I got my first period at 12 but was very infrequent, usually once or twice a year, and stopping completely in my 20s.
My sister (age 32) also has PCOS and has recently conceived again after losing her previous pregnancy at 5 months gestation. She had been on a clomiphene metformin regime and conceived relatively easily through IUI.
However in the early stages of treatment she had a serious case of ovarian hyperstimulation syndrome that was actually quite scary. She is at about 4 months now so, fingers crossed. This most recent pregnancy was achieved through a 25 lb weight loss and low GI diet, which kick-started her ovulation naturally. It really goes to show what a difference diet makes.
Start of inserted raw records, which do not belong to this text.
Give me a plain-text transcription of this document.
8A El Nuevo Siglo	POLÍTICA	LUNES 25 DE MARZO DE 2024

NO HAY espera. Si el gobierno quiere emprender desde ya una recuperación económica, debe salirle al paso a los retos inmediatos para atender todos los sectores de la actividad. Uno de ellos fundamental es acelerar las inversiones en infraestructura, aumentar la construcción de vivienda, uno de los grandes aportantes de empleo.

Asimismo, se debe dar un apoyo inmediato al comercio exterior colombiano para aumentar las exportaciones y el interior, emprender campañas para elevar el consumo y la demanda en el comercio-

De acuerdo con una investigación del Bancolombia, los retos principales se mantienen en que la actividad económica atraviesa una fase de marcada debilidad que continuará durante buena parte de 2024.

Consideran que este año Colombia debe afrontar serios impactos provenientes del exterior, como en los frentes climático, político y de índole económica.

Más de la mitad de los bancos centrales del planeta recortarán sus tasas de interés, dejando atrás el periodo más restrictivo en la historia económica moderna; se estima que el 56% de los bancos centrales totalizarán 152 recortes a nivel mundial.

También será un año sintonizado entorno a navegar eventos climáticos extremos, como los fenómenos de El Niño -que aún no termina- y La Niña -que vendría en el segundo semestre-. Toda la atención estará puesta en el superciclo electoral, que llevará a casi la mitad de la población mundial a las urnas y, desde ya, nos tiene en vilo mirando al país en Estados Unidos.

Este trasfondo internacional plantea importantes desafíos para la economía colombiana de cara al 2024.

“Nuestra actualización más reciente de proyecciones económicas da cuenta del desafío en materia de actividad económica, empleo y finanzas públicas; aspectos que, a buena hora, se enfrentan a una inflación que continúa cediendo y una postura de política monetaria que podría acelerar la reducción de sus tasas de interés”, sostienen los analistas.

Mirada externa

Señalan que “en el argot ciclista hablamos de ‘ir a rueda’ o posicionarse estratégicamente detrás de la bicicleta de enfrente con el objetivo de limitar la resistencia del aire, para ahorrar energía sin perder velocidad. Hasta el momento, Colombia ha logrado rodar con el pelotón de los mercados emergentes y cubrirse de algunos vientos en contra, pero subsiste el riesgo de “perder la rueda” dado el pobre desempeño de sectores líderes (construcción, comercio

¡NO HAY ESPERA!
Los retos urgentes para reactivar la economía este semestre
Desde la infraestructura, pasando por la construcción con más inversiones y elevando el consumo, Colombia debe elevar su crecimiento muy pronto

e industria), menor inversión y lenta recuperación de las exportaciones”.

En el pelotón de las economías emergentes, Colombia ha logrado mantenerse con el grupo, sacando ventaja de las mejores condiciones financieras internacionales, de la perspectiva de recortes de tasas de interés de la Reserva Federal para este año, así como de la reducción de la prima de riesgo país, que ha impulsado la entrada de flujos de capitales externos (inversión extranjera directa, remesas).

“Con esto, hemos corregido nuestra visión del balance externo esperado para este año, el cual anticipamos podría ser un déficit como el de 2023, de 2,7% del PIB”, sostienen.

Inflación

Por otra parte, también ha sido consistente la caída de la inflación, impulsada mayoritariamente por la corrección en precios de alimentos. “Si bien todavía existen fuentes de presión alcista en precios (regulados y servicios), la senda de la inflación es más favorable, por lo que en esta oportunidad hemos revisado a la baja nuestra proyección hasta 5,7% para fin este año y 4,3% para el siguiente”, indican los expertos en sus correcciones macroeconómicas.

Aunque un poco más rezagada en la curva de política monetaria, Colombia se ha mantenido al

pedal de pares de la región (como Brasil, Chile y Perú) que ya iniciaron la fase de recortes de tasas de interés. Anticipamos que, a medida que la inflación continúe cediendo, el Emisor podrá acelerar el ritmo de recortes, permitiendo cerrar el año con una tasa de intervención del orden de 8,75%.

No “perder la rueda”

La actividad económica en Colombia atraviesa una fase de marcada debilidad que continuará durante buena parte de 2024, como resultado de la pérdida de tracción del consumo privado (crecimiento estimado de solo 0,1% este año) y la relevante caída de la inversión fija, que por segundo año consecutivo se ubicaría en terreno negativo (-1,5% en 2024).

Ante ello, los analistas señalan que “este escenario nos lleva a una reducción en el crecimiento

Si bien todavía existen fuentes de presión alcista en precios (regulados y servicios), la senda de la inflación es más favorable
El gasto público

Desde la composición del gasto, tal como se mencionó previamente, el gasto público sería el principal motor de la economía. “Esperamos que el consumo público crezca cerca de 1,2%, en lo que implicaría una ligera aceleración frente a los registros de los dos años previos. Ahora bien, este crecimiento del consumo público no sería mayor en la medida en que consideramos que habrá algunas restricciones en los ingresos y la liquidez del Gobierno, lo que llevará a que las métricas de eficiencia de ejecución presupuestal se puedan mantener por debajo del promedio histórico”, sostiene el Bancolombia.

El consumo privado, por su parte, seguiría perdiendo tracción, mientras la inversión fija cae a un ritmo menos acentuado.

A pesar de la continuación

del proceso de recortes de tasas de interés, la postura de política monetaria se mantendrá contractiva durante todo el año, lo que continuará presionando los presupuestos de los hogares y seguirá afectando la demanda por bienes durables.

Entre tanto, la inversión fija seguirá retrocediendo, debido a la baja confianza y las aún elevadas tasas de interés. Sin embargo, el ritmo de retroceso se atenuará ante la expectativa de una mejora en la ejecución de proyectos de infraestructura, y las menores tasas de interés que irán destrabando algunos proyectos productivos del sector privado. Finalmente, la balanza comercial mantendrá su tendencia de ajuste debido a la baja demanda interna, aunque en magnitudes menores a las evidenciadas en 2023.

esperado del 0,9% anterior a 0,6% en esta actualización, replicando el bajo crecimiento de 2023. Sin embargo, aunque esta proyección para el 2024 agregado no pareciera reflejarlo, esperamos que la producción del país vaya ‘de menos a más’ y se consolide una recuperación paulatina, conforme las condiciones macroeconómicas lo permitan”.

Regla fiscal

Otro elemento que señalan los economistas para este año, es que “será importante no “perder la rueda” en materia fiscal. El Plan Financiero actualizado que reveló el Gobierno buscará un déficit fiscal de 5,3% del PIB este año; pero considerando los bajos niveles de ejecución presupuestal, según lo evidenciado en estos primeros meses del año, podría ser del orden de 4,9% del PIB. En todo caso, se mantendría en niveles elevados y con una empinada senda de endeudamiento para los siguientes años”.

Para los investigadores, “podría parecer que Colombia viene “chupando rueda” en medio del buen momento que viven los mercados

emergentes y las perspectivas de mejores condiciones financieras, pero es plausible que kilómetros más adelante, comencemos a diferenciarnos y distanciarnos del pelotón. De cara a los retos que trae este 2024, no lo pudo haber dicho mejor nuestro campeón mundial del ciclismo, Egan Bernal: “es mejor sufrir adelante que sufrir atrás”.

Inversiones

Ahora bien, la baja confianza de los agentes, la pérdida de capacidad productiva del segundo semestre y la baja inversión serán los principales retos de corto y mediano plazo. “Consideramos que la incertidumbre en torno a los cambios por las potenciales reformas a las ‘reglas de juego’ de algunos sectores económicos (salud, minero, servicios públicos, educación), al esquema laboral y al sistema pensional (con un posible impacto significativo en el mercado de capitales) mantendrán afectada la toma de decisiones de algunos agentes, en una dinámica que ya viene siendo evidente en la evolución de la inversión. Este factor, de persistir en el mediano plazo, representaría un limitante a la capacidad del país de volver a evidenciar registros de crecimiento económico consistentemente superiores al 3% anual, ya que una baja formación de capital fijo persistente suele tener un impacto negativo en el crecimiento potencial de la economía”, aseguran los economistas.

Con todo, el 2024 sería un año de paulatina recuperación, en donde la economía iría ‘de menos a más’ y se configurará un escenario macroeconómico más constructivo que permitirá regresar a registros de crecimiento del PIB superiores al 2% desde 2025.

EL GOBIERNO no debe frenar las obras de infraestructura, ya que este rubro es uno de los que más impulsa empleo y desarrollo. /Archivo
I am American but live in the UK, I have recently been referred to a specialist, but I'm finding that the treatment the OB/GYN is recommending for me is a bit different than what my sister is being told from her private clinic in the US.
My doctor has recommended 1500mg metformin, diet and exercise, if that doesn't work he wants to go straight to ovarian drilling and skip any attempt at clomiphene-stimulated cycles, saying death can occur from ovarian hyperstimulation.
Has anyone ever heard of this being a reason not to try it? Not that I want to, I am really interested in the most natural approach possible, and reading these postings about vitex, chromium, etc has me interested. Also has anyone tried the Insulite labs program? I really don't want to take metformin due to the side effects but I don't want to waste time doing the wrong treatment.
I am getting married this year and have wanted a baby ever since I could remember. Any comments would be appreciated.
Take Care, Noelle
Metformin is used to reduce insulin resistance. There are at least a dozen other ways to can reduce insulin resistance. Vitamin is useful for reducing insulin resistance, just to name one thing of many.
By the way, that's one of the reasons vitamin D is included in the d-pinitol formula.
Also, the correct low glycemic load diet, accompanied by increased exercise, has been proven to lower insulin resistance. Moreover, healthy diet and exercise to not have side effects like metformin does.
RE Insulite: The last time I looked, I couldn't find anything particularly special about this product except that it is very nicely "packaged". The marketing materials and marketing approach of Insulite is excellent. The company looks really good, wouldn't you agree? One might speculate whether Insulite is a marketing company, not an actual laboratory or vitamin manufacturer. From what I could see, they do not tell you exactly what is in their products, nor do they vouch for the potency and quality of the ingredients in their product, nor do they disclose who manufactures their products, so it's impossible for us to gauge whether they are efficacious or not. When a company does not readily disclose ingredient quantities, quality or potencies, or does not offer laboratory proof of potency of their product ingredients, I proceed with caution.
I understand that the idea of a "program" instead of various supplements has great appeal. The only problem is that there is no "one size fits all" approach that works for everyone. Some may get favorable results with Insulite, while others won't.
We don't offer a packaged "one size fits all" product in our online store. We let you pick and choose, which we admit makes a bit more difficult for you. Unfortunately, women with PCOS are not like peas in a pod. Their needs are unique to the individual. Secondly, most of the products we offer are verified for quality and potency by independent laboratory analysis.
The foundation of any effective strategy for PCOS is a very healthy diet, a great deal of exercise, and effective control of chronic stress. If you have skipped any of these elements, it's doubtful supplements -- from any source -- by themselves will turn the tide.